For Canada’s private equity market, 2017 was the most active year in a decade.
While the vast majority of deals were mid-market in nature, the headlines focused on a handful of large-caps. They included last year’s proposed buy of Husky IMS International by Platinum Equity and the completed buy of DH Corp by Vista Equity Partners, the two biggest Canadian PE deals since 2014.
Husky and DH Corp helped Canada’s top 10 private-equity deals in 2017 together account for disclosed values of more than $22 billion. That’s up 88 percent from the $11.7 billion captured by the top 10 deals in 2016.
The number is based on PE Hub Canada’s list of the largest deals announced last year, supplemented by preliminary data from Thomson Reuters.
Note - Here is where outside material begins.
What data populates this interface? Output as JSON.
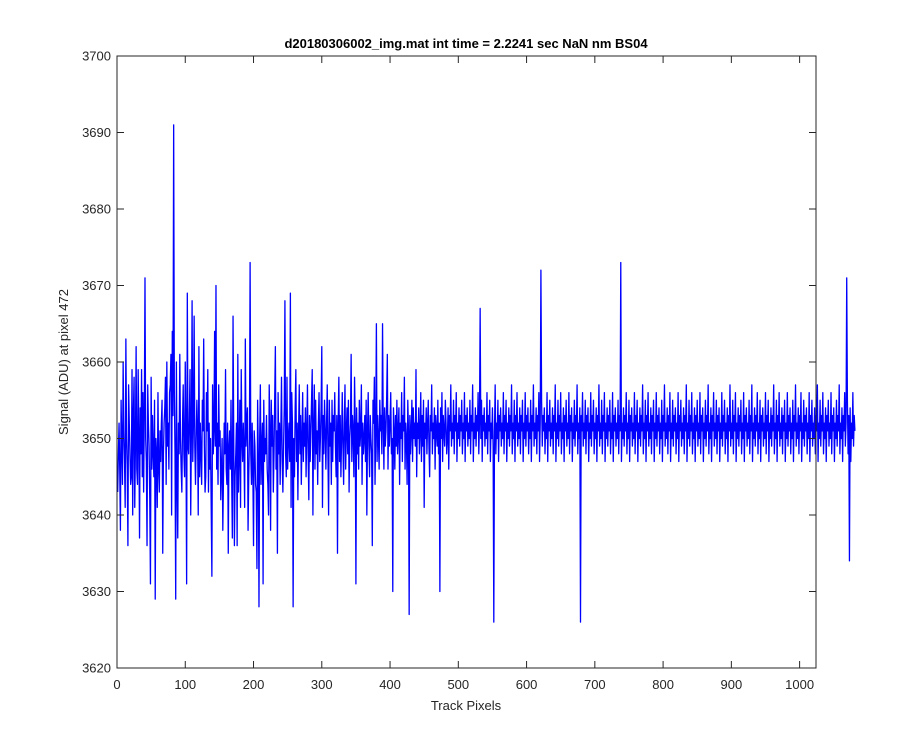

It indicates the domestic market ended a two-year decline in 2017 with especially strong dollar flows.
Preliminary Thomson Reuters data show disclosed dollars invested in a range of established companies reached $32.6 billion last year, almost double the $17.5 billion invested in 2016. If the former statistic holds in the final data cut, 2017 will reflect the most cash-intensive PE deal-making in Canada since 2007.
Notable in the market trends was the comparatively low profile of large oil-and-gas deals. In fact, the energy industry, which in most recent years has taken the largest share of deployments in Canada, finished in 2017 behind finance, manufacturing, consumer and other sectors.
1) Husky sponsor-to-sponsor
In 2017’s biggest deal, OMERS Private Equity and Berkshire Partners agreed to sell Husky IMS International, an injection-molding equipment and services supplier, to Platinum Equity for more than $4.9 billion (US$3.8 billion). It is expected to close in Q2 2018. Bolton, Ontario’s Husky was sold to its current owners by Onex Corp in 2011.
2) DH Corp take-private deal
DH Corp, a Toronto financial-technology services provider, was taken private in mid-year by Vista Equity Partners for about $4.8 billion. Vista reportedly competed with other PE investors for the company, which was ultimately merged with Britain’s Misys. The new mega-entity was named Finastra.
3) SNC-Lavalin buy of WS Atkins
Montréal engineering and construction company SNC-Lavalin acquired WS Atkins, a U.K. design, engineering and project management consultancy business. The deal, valued at $3.6 billion, was backed with $1.9 billion in debt and equity financing from Caisse de dépôt et placement du Québec.
4) RBI acquisition of Popeyes
Restaurant Brands International, owner of fast-food chains Burger King and Tim Hortons, bought New Orleans-founded Popeyes Louisiana Kitchen for about $2.4 billion (US$1.8 billion). Oakville, Ontario’s RBI was created in 2014, when 3G Capital-backed Burger King acquired Tim Hortons for $12.6 billion.
5) Milestone take-private deal
Milestone Apartments REIT, an owner and operator of U.S. residential properties that listed in Toronto in 2013, was taken private by Starwood Capital Group for about $1.7 billion (US$1.3 billion). Following a slight increase in the original offering price, the deal was closed in the spring.
6) Osisko precious-metals portfolio buy
Osisko Gold Royalties acquired a precious-metals portfolio from Orion Mine Finance for more than $1.1 billion. Caisse de dépôt et placement du Québec and Fonds de solidarité FTQ funded about 41 percent of the $675 million cash payment. Later in the year, PSP Investments agreed to invest $100 million in Montréal’s Osisko.
7) Arctic Glacier sponsor-to-sponsor
Carlyle Group bought Arctic Glacier Holdings, a Winnipeg maker and distributor of packaged ice, from HIG Capital, which acquired it out of bankruptcy in 2012. No financial terms were disclosed, but Moody’s reported the purchase price at about $966 million (US$723 million).
8) Teekay Offshore stake acquisition
The private equity group of Brookfield Asset Management acquired 60 percent of Teekay Offshore Partners, an affiliate of Vancouver marine energy transportation, storage and production company Teekay Corp. Brookfield paid about $938 million (US$750 million) for the majority interest.
9) Canam take-private deal
Canam Group, a Saint-Georges, Québec, maker of customized construction products, was taken private by American Industrial Partners and members of the Dutil family. The roughly $875 million deal was joined by Caisse de dépôt et placement du Québec and Fonds de solidarité FTQ, Canam’s existing shareholders.
10) Centrica oil and gas assets sale
A consortium led by MIE Holdings and including Can-China Global Resources Fund and Mercuria bought CQ Energy Canada Partnership for about $722 million (£413 million). The target, a Calgary business holding oil and gas producing, resource and infrastructure assets, was sold by Britain’s Centrica.